Not in sound, but light. As they turned, rolling their rims against one another, narrow beams reflected from mirrored surfaces, glittering like winter moonbeams on the countless facets of a frozen waterfall. Only there was more to it than mere gorgeous randomness. Patterns. Rhythms. Some flashes came and went with the perfect precision of a clock, while others performed complex, wavelike cycles, like rolling surf. With the fey sensitivity of a bared subconscious, she had recognized an overlapping harmony of shapes. Ellipses, parabolas, catenaries … a nonlinear serenade of geometry.
It’s a computer, she had realized, even before regaining the full faculties of her searching mind. And for the first time since departing her Dolo Village tree house, she had felt at home.
It is another world.
My world.
Mathematics.
Blade
HE MIGHT HAVE STAYED DOWN LONGER. BUT AFTER three or four miduras, the air in his leg bladders started growing stale. Even a full-size blue qheuen needs to breathe at least a dozen times a day. So by the time filtered sunlight penetrated to his murky refuge, Blade knew he must abandon the cool river bottom that had sheltered him through the night’s long firestorm. He fought the Gentt’s current, digging all five claws into the muddy bank, climbing upward till at last it was possible to raise his vision cupola above the water’s smeary surface.
It felt as if he had arrived at damnation day.
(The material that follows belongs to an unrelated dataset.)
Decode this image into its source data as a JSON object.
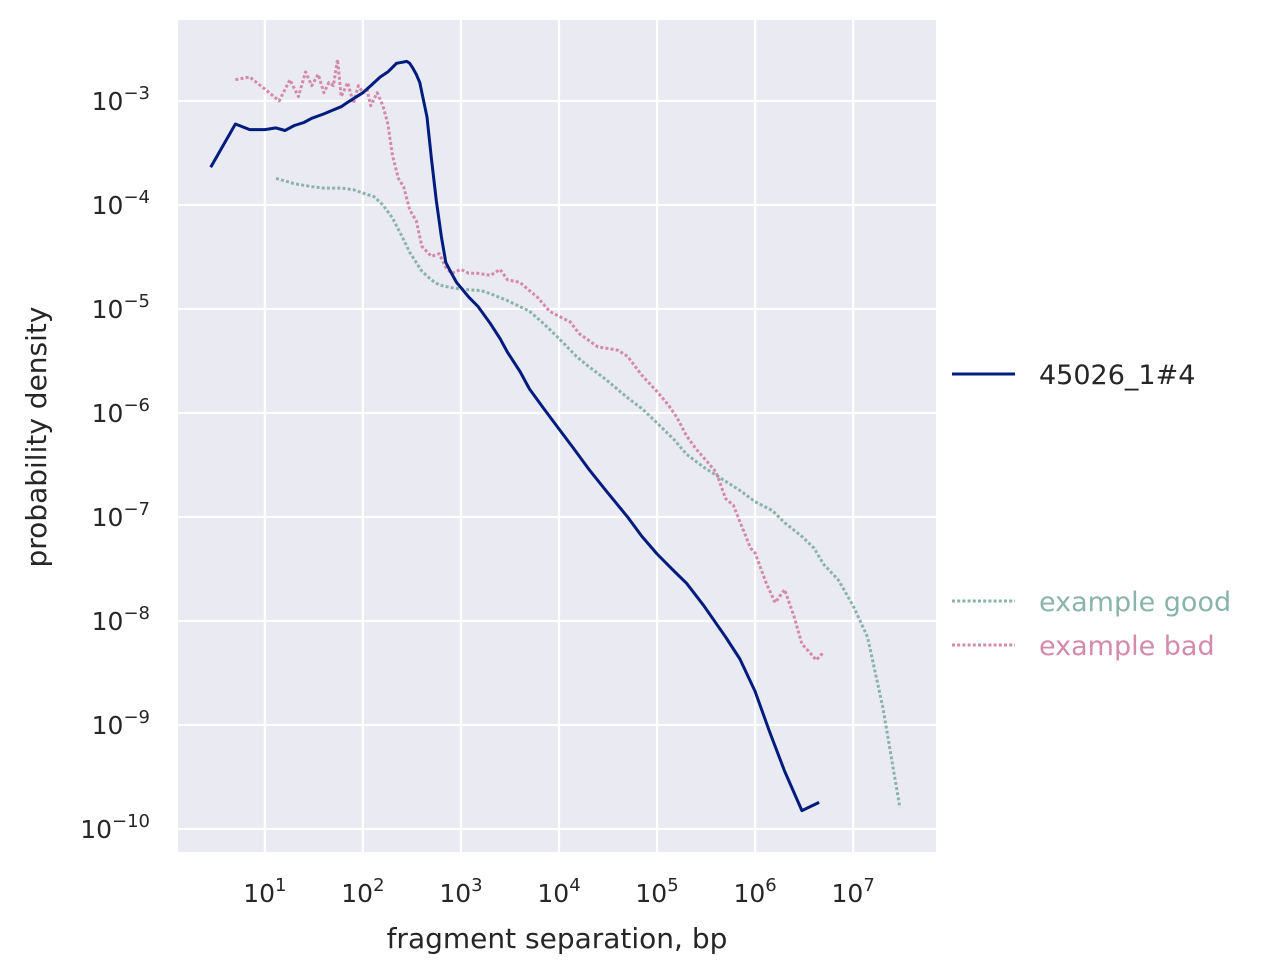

The fabled towers of Ovoom Town had survived the deconstruction age, then half a million years of wind and rain. Vanished were the sophisticated machines that made it a vibrant Galactic outpost. Those had been taken long ago by the departing Buyur, along with nearly every windowpane. Yet, even despite ten thousand gaping openings, the surviving shells had been luxury palaces to the six exile races — providing room for hundreds of apartments and workshops — all linked by shrewd wooden bridges, ramps, and camouflage lattices.
Now only a few jagged stumps protruded through a haze of dust and soot. Sunshine beat down from a glaring sky, showing how futile every cautious effort at concealment had been.
Picking his way along the riverbank, now cluttered with blocks of shattered stone, Blade encountered a more gruesome kind of debris—bodies floating in back eddies of the river, along with varied dismembered parts … biped limbs, g’Kek wheels, and traeki toruses. In the qheuen manner, he did not wince or experience revulsion while claw-stepping past the drifting corpses, but hoped that someone would organize a collection of the remains for proper mulching. Little was gained by maundering over the dead.